10-04-2012, 06:15 AM #1
Saltwater Intimidating ?
When first getting into the hobby freshwater always seems like the stepping stone to salt water am i right or wrong on that ? Some take that bold leap and just skip freshwater and eventually the serious or dedicated hobbyist eventually do a split or completely convert. When that jump or convert happens they swear salt water is so simple but to people like me who haven't yet feel intimidating. Do people like me have the right to be intimidated by salt water? Just want to start a convo on this topic to get peoples opinions so feel free to say something. Me myself i feel intimidated by all the extra equipment extra water perams the whole sump thing.110g All Male Peacock/Hap Tank
10-04-2012, 06:30 AM #2
It wasen't that hard when I did the "jump" 26 yrs ago so it should be easier now. My only problem was not sticking to a reputable dealer. I had my 65 gal running with no problems for 10 months untill I could not wait to get a Lemon Peel Angel and bought one from a place I had never delt with before and it brought something into the tank it wiped everything out. None of the medications I tried would help. I lost a three butterfly fish, two dwarf Angel fish, not counting the Lemon Peel and a Blue Tang.
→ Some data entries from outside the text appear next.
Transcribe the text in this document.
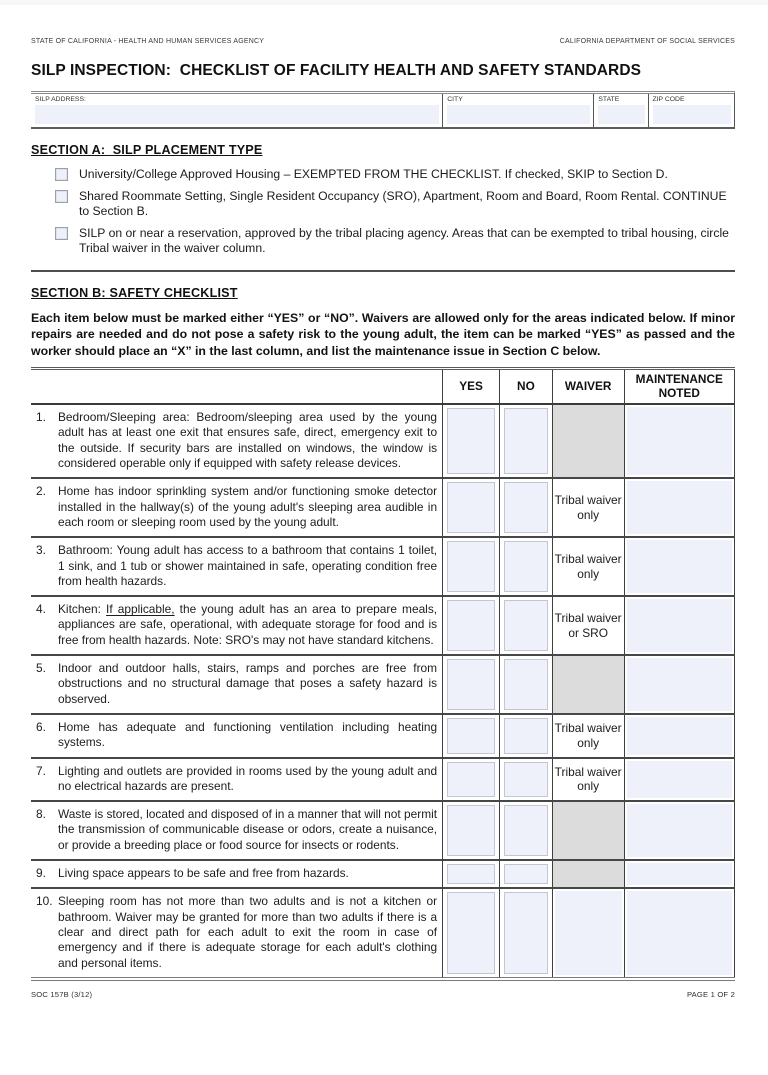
STATE OF CALIFORNIA - HEALTH AND HUMAN SERVICES AGENCY	CALIFORNIA DEPARTMENT OF SOCIAL SERVICES
SILP INSPECTION:  CHECKLIST OF FACILITY HEALTH AND SAFETY STANDARDS
SILP ADDRESS:	CITY	STATE	ZIP CODE
SECTION A:  SILP PLACEMENT TYPE
University/College Approved Housing – EXEMPTED FROM THE CHECKLIST. If checked, SKIP to Section D.
Shared Roommate Setting, Single Resident Occupancy (SRO), Apartment, Room and Board, Room Rental. CONTINUE to Section B.
SILP on or near a reservation, approved by the tribal placing agency. Areas that can be exempted to tribal housing, circle Tribal waiver in the waiver column.
SECTION B: SAFETY CHECKLIST

Each item below must be marked either “YES” or “NO”. Waivers are allowed only for the areas indicated below. If minor repairs are needed and do not pose a safety risk to the young adult, the item can be marked “YES” as passed and the worker should place an “X” in the last column, and list the maintenance issue in Section C below.

	YES	NO	WAIVER	MAINTENANCE NOTED

1. Bedroom/Sleeping area: Bedroom/sleeping area used by the young adult has at least one exit that ensures safe, direct, emergency exit to the outside. If security bars are installed on windows, the window is considered operable only if equipped with safety release devices.				

2. Home has indoor sprinkling system and/or functioning smoke detector installed in the hallway(s) of the young adult's sleeping area audible in each room or sleeping room used by the young adult.			Tribal waiver only	

3. Bathroom: Young adult has access to a bathroom that contains 1 toilet, 1 sink, and 1 tub or shower maintained in safe, operating condition free from health hazards.			Tribal waiver only	

4. Kitchen: If applicable, the young adult has an area to prepare meals, appliances are safe, operational, with adequate storage for food and is free from health hazards. Note: SRO's may not have standard kitchens.			Tribal waiver or SRO	

5. Indoor and outdoor halls, stairs, ramps and porches are free from obstructions and no structural damage that poses a safety hazard is observed.				

6. Home has adequate and functioning ventilation including heating systems.			Tribal waiver only	

7. Lighting and outlets are provided in rooms used by the young adult and no electrical hazards are present.			Tribal waiver only	

8. Waste is stored, located and disposed of in a manner that will not permit the transmission of communicable disease or odors, create a nuisance, or provide a breeding place or food source for insects or rodents.				

9. Living space appears to be safe and free from hazards.				

10. Sleeping room has not more than two adults and is not a kitchen or bathroom. Waiver may be granted for more than two adults if there is a clear and direct path for each adult to exit the room in case of emergency and if there is adequate storage for each adult's clothing and personal items.				

SOC 157B (3/12)	PAGE 1 OF 2
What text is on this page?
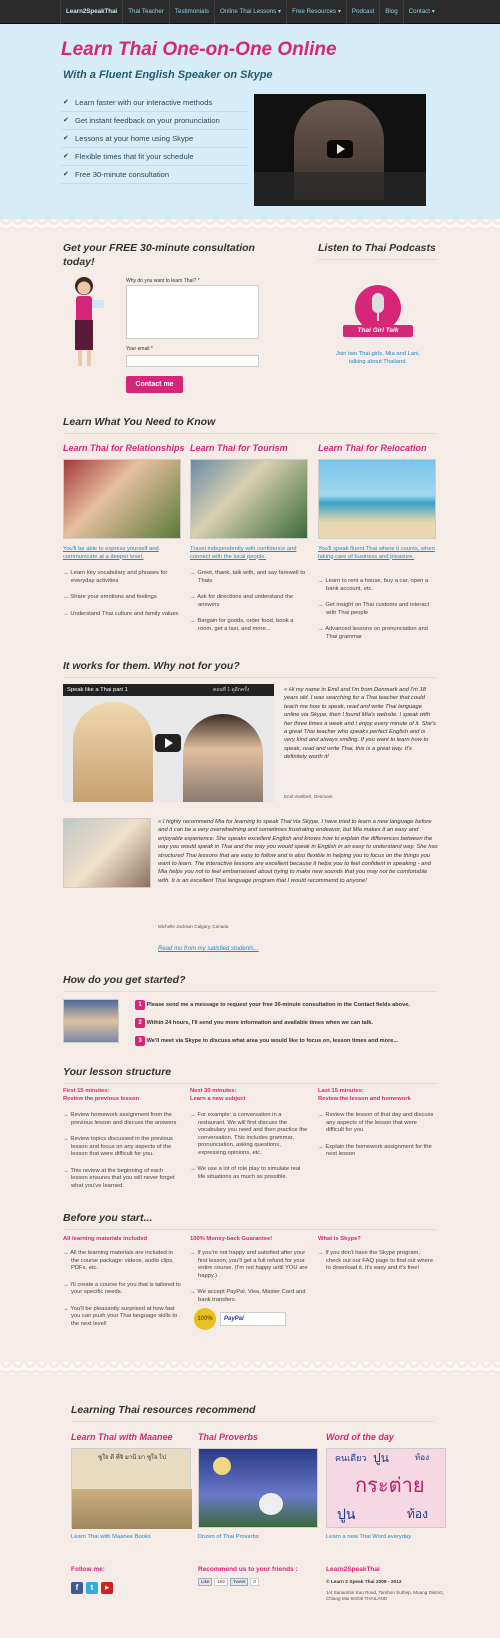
Learn2SpeakThai	Thai Teacher	Testimonials	Online Thai Lessons ▾	Free Resources ▾	Podcast	Blog	Contact ▾
Learn Thai One-on-One Online
With a Fluent English Speaker on Skype
✔ Learn faster with our interactive methods
✔ Get instant feedback on your pronunciation
✔ Lessons at your home using Skype
✔ Flexible times that fit your schedule
✔ Free 30-minute consultation
Get your FREE 30-minute consultation today!
Why do you want to learn Thai? *
Your email *
Contact me
Listen to Thai Podcasts
Thai Girl Talk
Join two Thai girls, Mia and Lani, talking about Thailand.
Learn What You Need to Know
Learn Thai for Relationships
You'll be able to express yourself and communicate at a deeper level.
→ Learn key vocabulary and phrases for everyday activities
→ Share your emotions and feelings
→ Understand Thai culture and family values
Learn Thai for Tourism
Travel independently with confidence and connect with the local people.
→ Greet, thank, talk with, and say farewell to Thais
→ Ask for directions and understand the answers
→ Bargain for goods, order food, book a room, get a taxi, and more...
Learn Thai for Relocation
You'll speak fluent Thai where it counts, when taking care of business and pleasure.
→ Learn to rent a house, buy a car, open a bank account, etc.
→ Get insight on Thai customs and interact with Thai people
→ Advanced lessons on pronunciation and Thai grammar
It works for them. Why not for you?
Speak like a Thai part 1	ตอนที่ 1 ดูอีกครั้ง	« Hi my name in Emil and I'm from Denmark and I'm 18 years old. I was searching for a Thai teacher that could teach me how to speak, read and write Thai language online via Skype, then I found Mia's website. I speak with her three times a week and I enjoy every minute of it. She's a great Thai teacher who speaks perfect English and is very kind and always smiling. If you want to learn how to speak, read and write Thai, this is a great way. It's definitely worth it!
Emil Voetbert, Denmark
« I highly recommend Mia for learning to speak Thai via Skype. I have tried to learn a new language before and it can be a very overwhelming and sometimes frustrating endeavor, but Mia makes it an easy and enjoyable experience. She speaks excellent English and knows how to explain the differences between the way you would speak in Thai and the way you would speak in English in an easy to understand way. She has structured Thai lessons that are easy to follow and is also flexible in helping you to focus on the things you want to learn. The interactive lessons are excellent because it helps you to feel confident in speaking - and Mia helps you not to feel embarrassed about trying to make new sounds that you may not be comfortable with. It is an excellent Thai language program that I would recommend to anyone!
Michelle Jackson Calgary, Canada
Read mo from my satisfied students...
How do you get started?
1 Please send me a message to request your free 30-minute consultation in the Contact fields above.
2 Within 24 hours, I'll send you more information and available times when we can talk.
3 We'll meet via Skype to discuss what area you would like to focus on, lesson times and more...
Your lesson structure
First 15 minutes:
Review the previous lesson
→ Review homework assignment from the previous lesson and discuss the answers
→ Review topics discussed in the previous lesson and focus on any aspects of the lesson that were difficult for you.
→ This review at the beginning of each lesson ensures that you will never forget what you've learned.
Next 30 minutes:
Learn a new subject
→ For example: a conversation in a restaurant. We will first discuss the vocabulary you need and then practice the conversation. This includes grammar, pronunciation, asking questions, expressing opinions, etc.
→ We use a lot of role play to simulate real life situations as much as possible.
Last 15 minutes:
Review the lesson and homework
→ Review the lesson of that day and discuss any aspects of the lesson that were difficult for you
→ Explain the homework assignment for the next lesson
Before you start...
All learning materials included
→ All the learning materials are included in the course package: videos, audio clips, PDFs, etc.
→ I'll create a course for you that is tailored to your specific needs.
→ You'll be pleasantly surprised at how fast you can push your Thai language skills to the next level!
100% Money-back Guarantee!
→ If you're not happy and satisfied after your first lesson, you'll get a full refund for your entire course. (I'm not happy until YOU are happy.)
→ We accept PayPal, Visa, Master Card and bank transfers.
100%	PayPal
What is Skype?
→ If you don't have the Skype program, check out our FAQ page to find out where to download it. It's easy and it's free!
Learning Thai resources recommend
Learn Thai with Maanee
ชูใจ ดี ที่จิ มานี มา ชูใจ ไป
Learn Thai with Maanee Books
Thai Proverbs
Dozen of Thai Proverbs
Word of the day
คนเดียว ปูน	ท้อง
กระต่าย
ปูน	ท้อง
Learn a new Thai Word everyday
Follow me:
f	t	▶
Recommend us to your friends :
Like	182	Tweet	0
Learn2SpeakThai
© Learn 2 Speak Thai 2009 - 2012
1/4 Sanambin Kao Road, Tambon Suthep, Muang District, Chiang Mai 50200 THAILAND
You just have to keep up on your water changes like freshwater and keep an eye on the saltinity level's.
I'm sure thier are more members out there that give you newer and better advice because I havent tried saltwater in the last 24 years. Because of thier colors and personality it's well worth the try.
10-04-2012, 07:00 AM #3
I was very intimidated by saltwater setups for the longest time. thought you needed to be a mad scientist to get it all right. then I dove in and have been running a 55g reef for 4-5 months now. there are ALOT of similarities between running fw/sw. nitrogen cycle is the same, temps are the same, pH, etc. I run my reef with a heater, powerhead, and protein skimmer, thats it (for now).
with fw, the beneficial bacteria live in the biomedia of your filters mostly. in sw, the live rock in the tank houses your coraline so no need for external filters really. but the liverock needs water flowing around it, so powerheads acheive this in sw setups. add on a skimmer to remove dissolved organics and that is basically all the filtration you need to get started.
in saltwater you need to premix your clean water for water changes. RO water works best because it does not contain phosphates (which algae thrives on). premixing requires a bucket, heater, and powerhead. 24 hours in advance is the general rule of thumb for premixing sw. match the temp and salinity as close as possible and you should have perfect wcs. most will only change 10-20% per week whereas I change much more % on my fw tanks.
running a sump is easy. I've ran one on my fw tank for years and will eventually install one on my reef. tons of info out there on setting up a sump. while it is not 100% necessary to run a sump, it is always a great way to help keep things stable and add extra filtration/water volume to the setup.
initial startup costs are usually the biggest setback of sw. a seperate quarantine tank is a must. lighting can be as simple as a dual T5 for simple soft and lps corals or you can get into LEDs and dimmers, metal halides, etc. other equipment such as reactors are not necessary until you keep sps, clams, other calcium dependant creatures.
I guess in a nutshell, it is not hard to startup a basic sw tank and I've found it to be very rewarding. you can keep it basic or constantly expand after that depending on what you want to keep. the biggest part of keeping the setup running flawlessly is redundancy. have a backup for the backup! something like a faulty heater can crash the balance of the tank very quickly.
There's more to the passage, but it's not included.